When it comes to your tax records, there’s one record that you really should keep, and it’s easily overlooked. It’s the mileage log.

In an IRS audit, the mileage log often creates the first impression of your tax records. Whether you use the IRS mileage rate method or the actual expense method, you need a written record that proves your business percentage of use.

Various records can be used, but the IRS three-month sampling record is the preferred choice for those who know about it. With this method, you keep a mileage log for three months and then apply that three-month business percentage to either

  • the miles you drove for the year (mileage method), or
  • the expenses you incurred for the year (actual expense method).

The three months must be consecutive and must represent your driving pattern.

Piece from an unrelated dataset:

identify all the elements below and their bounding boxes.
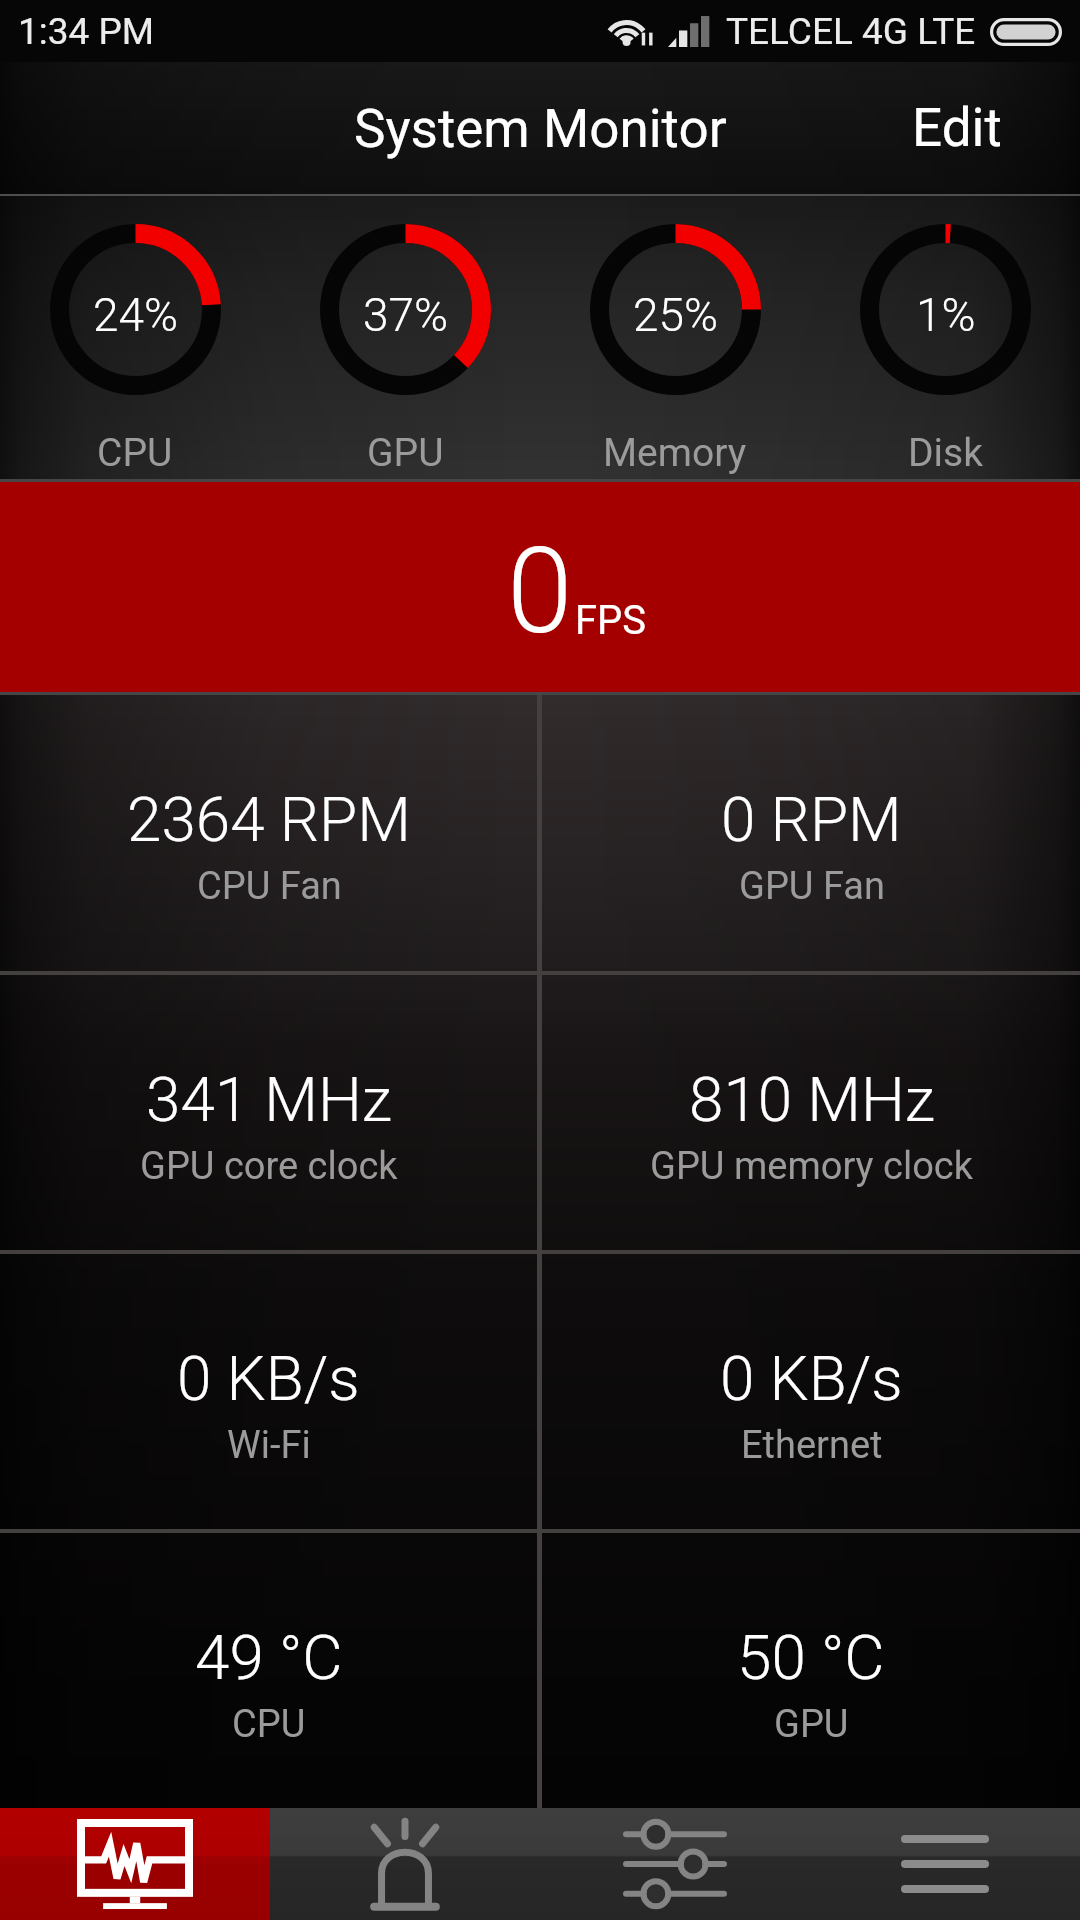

With respect to keeping your mileage log, think (and thank) technology, particularly the GPS. You can find very affordable apps that work with your smartphone, such as Mileage Expense Log, Mile IQ, and Trip Log. These apps track where you go and where you stop, and that takes away a big part of the record-keeping hassle.

If you drive more than one vehicle for business, you may want to avoid the smartphone apps and use a separate mileage tracker in each vehicle. Separate mileage trackers are devices that plug into the vehicle and don’t use your smartphone.

Technology can track your mileage and your stops, but you need a little more. Make sure you also add the business reason for the stops. This takes a few minutes, but it’s critical. Don’t skip this step.